My 27-year creative friendship with Spokane's Daniel Boatsman

Young Kwak
Daniel Boatsman with his work at the Bozzi Collection.

I’m more familiar with Daniel Boatsman’s artwork than anyone else in the world. That is not a stretch. Yes, I missed the opening of his show at the Bozzi Collection, which he also runs as gallery manager, at the beginning of May. But I’ve seen every piece of art he’s created since he was 5 years old.

I met Boatsman in 1986, on my first day of kindergarten in Spokane. I had started the school year late, and the teacher asked him to show me around because we had both come in with advanced reading levels — nerds, basically.

Our ensuing 27-year friendship isn’t that remarkable for the creative output that sprung from it — what’s remarkable is how little we realize the truth that art and creativity are usually the product of spending time with people who are willing to run with your weird ideas.

“I always think it kind of goes back to when you and I would write goofy comics and things, goofy drawings,” Boatsman says when I ask him about his distinctive style. His current paintings blend comic-book-style lettering with short-story narrative.
Daniel and I spent hours and hours drawing cartoons, reading comics, starting terrible bands, designing hypothetical video games. Like a number of media-saturated Spokane kids in the ’90s, we wanted to be rock stars, writers, artists.

We both left Spokane with creative grandeur in our heads. I started a mediocre band, Daniel wrote an unfinished novel.

“I was writing these weird, dark vignettes, and those ended up being some of the drive to make these paintings,” he said of his eventual abandonment of the book. “What I do now is kind of short-form storytelling on canvas; writing and painting something lyrical.”

While the narratives usually describe paranoid, tense moments, Boatsman doesn’t see his work as overly somber, but rather playful.

“Even if it’s a dark painting, I really don’t take myself seriously. I’ve always liked composition notebooks filled with gibberish. I’m just being creative and playing. It’s important to keep that kind of spark,” he says.

That childlike creativity that most young friendships are founded on can, if you let it, lead you to some interesting places: I ended up in Canada somehow, teaching and writing, falling into a book deal that allowed me to write about coming of age at rock shows in Spokane’s church basements. Daniel ended up moving, almost on a whim, to the art-saturated city of Santa Fe, New Mexico, where he found himself working in the high-profile Turner Carroll gallery, selling pieces by art stars like Chuck Close.

The birth of his first child drew him back to Spokane, where he connected with some artist friends, leading him first to work at Studio 66, and then take over managing the Bozzi Collection, bringing with him a vision for a high-end gallery like those he’d worked at in Santa Fe.

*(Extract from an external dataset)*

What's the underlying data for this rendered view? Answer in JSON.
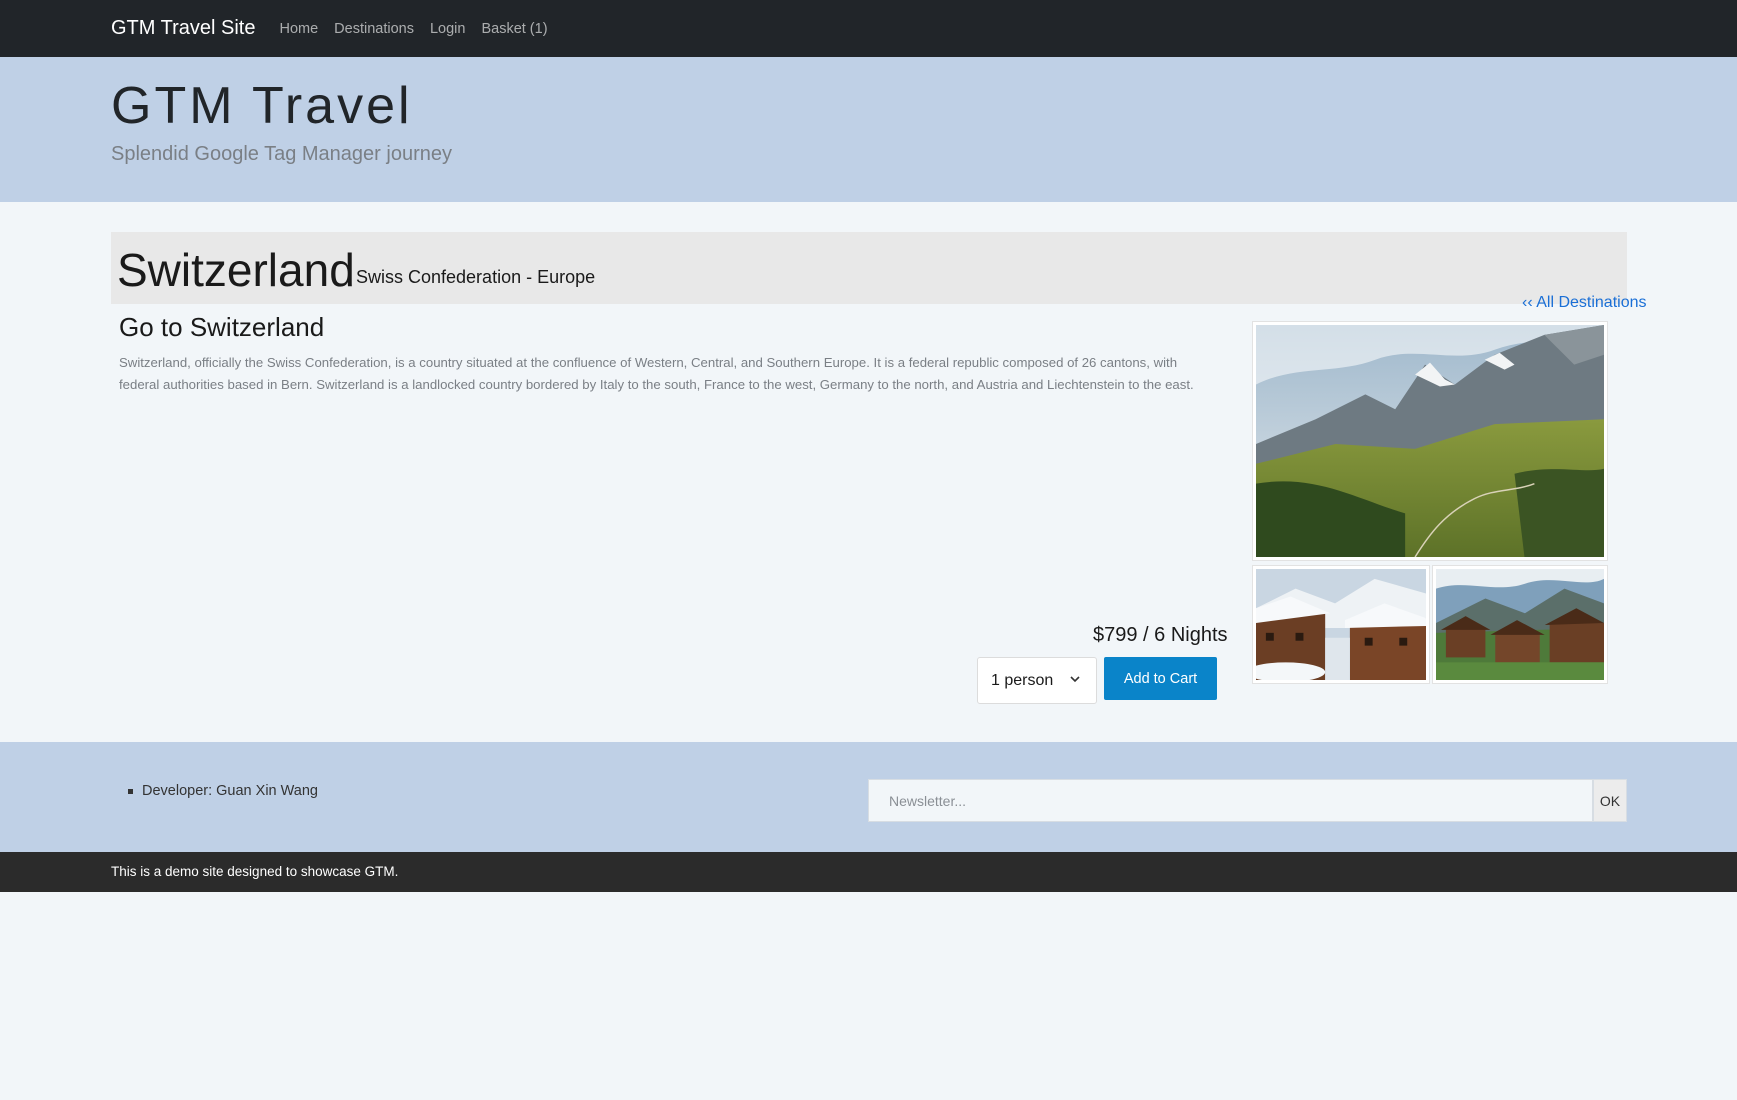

“‘Spokane really needs something like this’ — I keep hearing that,” he says. “There are a lot of great artists and art appreciators here. This is a great space, and it’s getting better and better.”

He was talking about the gallery, but the same could be said of Spokane. Growing up, we were always so focused on the stuff that came from outside, it was easy to forget the creative world surrounding us: the garbage goat, the high school Battle of the Bands in Riverfront Park, the summer music camps and art lessons — real culture is made here, not some imagined, big-city there. Now rooted in Spokane again, my friend Daniel is proving that.